Wednesday, November 25, 2009

Unhappy Marriage: Should You Stay or Leave?


Image : http://www.flickr.com


There is no simple answer to the question I am often asked: "Should I stay in my marriage, even if I'm unhappy, or should I go?" It is impossible to give a "one size fits all" response because every marriage is different.

But there are some general guidelines that can be taken into account when you are in this situation. Use these tips to think about thirteen to your marriage, your energy level, your commitment, and the degree of yourDissatisfaction.

1st Do not give up prematurely. You have time, energy, money, hopes and dreams invested in your marriage. The only way many people can divorce without feeling unduly guilty is to initiate, to know that they have tried everything they could possibly do a better marriage. It makes sense, about how the relationship you now to concentrate better.

2nd Look at your children and how they might impact a divorce.'s Divorcenever easy. Preschool children and children who are still in school is in a way that adult children will be affected, not how possible changes in the schools if a parent moves, possibly with one parent working two jobs to make it financially; the loss of daily contact with both parents, etc.

3rd, if your spouse has an addiction or abusive use all resources and groups that provide aid. Eg if your spouse is an alcoholic, join Al-Anon provides support for the familyMembers, and get your teenage children involved in Alateen, so that they receive the support they need to deal with the home situation. Of course, a top priority, your children safe, so they do not believe in any situation that is dangerous for them.

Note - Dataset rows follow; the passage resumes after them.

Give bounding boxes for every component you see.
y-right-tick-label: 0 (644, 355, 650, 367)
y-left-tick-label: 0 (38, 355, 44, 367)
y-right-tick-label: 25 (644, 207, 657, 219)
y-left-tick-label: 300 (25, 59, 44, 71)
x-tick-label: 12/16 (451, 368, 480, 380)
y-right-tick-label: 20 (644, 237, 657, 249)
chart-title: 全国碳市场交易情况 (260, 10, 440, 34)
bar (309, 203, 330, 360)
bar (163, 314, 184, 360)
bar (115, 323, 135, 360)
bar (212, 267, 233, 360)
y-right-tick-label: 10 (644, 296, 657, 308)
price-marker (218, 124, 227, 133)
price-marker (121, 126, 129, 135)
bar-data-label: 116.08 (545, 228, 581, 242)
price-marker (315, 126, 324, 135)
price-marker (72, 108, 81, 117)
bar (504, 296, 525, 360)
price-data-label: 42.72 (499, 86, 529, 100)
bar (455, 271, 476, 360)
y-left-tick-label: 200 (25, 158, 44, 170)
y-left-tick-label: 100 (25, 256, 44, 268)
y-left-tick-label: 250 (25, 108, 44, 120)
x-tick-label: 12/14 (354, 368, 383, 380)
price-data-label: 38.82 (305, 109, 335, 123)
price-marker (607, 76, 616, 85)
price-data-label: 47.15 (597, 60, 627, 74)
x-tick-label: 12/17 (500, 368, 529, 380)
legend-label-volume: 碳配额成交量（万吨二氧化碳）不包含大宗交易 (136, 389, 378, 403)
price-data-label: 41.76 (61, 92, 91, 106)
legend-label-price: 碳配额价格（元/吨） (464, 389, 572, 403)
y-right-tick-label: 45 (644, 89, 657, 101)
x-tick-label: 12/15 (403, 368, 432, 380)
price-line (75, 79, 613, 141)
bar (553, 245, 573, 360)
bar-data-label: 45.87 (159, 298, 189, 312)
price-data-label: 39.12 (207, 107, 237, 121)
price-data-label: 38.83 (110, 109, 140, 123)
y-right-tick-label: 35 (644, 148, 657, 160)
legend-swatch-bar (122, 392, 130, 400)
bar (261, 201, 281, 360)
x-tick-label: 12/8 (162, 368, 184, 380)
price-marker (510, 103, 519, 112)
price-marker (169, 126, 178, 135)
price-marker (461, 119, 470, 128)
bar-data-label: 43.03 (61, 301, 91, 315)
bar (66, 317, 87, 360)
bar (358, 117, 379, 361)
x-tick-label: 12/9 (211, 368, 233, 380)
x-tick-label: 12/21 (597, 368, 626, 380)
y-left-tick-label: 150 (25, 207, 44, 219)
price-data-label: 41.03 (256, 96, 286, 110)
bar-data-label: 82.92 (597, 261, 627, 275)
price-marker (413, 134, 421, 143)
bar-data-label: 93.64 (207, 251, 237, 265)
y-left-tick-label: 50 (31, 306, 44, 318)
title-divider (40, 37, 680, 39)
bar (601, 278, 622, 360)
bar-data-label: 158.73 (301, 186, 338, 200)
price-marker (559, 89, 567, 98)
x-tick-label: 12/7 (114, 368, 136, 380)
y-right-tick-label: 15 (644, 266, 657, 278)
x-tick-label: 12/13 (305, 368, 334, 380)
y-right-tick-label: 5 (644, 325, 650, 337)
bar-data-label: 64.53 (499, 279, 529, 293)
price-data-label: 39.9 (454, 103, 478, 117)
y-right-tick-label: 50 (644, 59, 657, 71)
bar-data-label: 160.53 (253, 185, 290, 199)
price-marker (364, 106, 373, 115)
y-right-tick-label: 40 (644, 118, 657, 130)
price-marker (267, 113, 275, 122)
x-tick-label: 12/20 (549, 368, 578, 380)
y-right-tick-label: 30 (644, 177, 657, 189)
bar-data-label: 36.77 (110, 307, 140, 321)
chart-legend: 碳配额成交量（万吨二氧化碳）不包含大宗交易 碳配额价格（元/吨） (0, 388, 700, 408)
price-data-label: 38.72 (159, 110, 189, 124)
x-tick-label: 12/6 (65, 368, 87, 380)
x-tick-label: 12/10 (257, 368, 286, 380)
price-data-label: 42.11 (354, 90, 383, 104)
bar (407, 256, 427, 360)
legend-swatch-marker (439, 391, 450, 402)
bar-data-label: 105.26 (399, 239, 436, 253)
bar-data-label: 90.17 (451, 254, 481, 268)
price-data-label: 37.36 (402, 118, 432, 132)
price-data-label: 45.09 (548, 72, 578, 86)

4th Concentrate on changing, such as yourself, for a better partner and not how to repair "your spouse. If you need to improve themselves and the non-productive habits and approaches, then your spouseThey relate differently. You can move in a normal mode to one another to get the keys in the same way and have always evoke the same reaction. But if you are different from normal reaction, then the interaction between the two of you will change.

5th ongoing support from a consultant, having the questions and know what you by. This gives you the help and support you need to try new things and experiment with new approaches.

6.They consider marriage counseling to encourage your spouse. If finances are a problem, call your local Chamber of Commerce or the mayor's office and ask what agencies in your community offer sliding scale fees on income. Also, some churches, counseling centers and some ministers will offer advice. Do not assume automatically assume that you can not afford counseling.

7th Make sure you depending too much on your spouse to meet your needs or makeYou happy. "Nobody can make you happy, it's an inside job. And not a single person all the needs of others. Therefore, you should be friends, hobbies need, and outdoor activities. Expand your world and see whether that some of the pressure takes place in your marriage.

8th Keep a gratitude journal every day, in which all of what you are thankful for in your life. Every day, try five or six new things to list that have not written to you before. During theDays to realize what happened, this is a blessing: the friendly shop assistant that handles your refund efficiently, with a smile, the parking space that suddenly opens only when you need it, or an unexpected compliment from a colleague.

9th Make a list of positive attributes and contributions of your spouse to your wedding, even things that he or she has done that you appreciate it. Read more about this list every morning and every evening, anchoring these good points in your head. AtAt some point, share your list with your spouse.

10th Make a consistent effort to positive and encouraging. Sandwich any criticism or request for a change in behavior between two compliments. For example: "You are always responsible to mow the yard every weekend. Could you also sweep the grass clippings off the sidewalk?" Thanks for everything you do to help the court looked so good. "

11th Work remains open your heart, is in love with your partner. Itto close slightly emotional when you're angry or hurt. Visualize beams of love or golden light shines from your heart to the heart of your partner. You can do the behavior but still love the person. If you send the energy of the ruling and the criticism to another, the answer will be very different than if you send the energy of unconditional love.

12th Try to get your thoughts, feelings and wishes in a letter to your spouse. There are many Spouses who responded positively to a letter, which are notorious for fine-tuning the spouses verbal pleas for a year. It's a different medium of communication, and it often commands more attention.

13 If you give your marriage you have your best efforts for at least a year and nothing has changed, then ask yourself the famous Ann Landers question: "Are you better with him (or her) or without him?" Life is too short to stay stuck in a miserable"Before year, if you're the only one who wants your relationship will be different. Even at this point, although sometimes with a spouse makes the shock initiation of a legal separation of the other partner finally recognize the gravity of the situation and agree to cooperate in the marriage.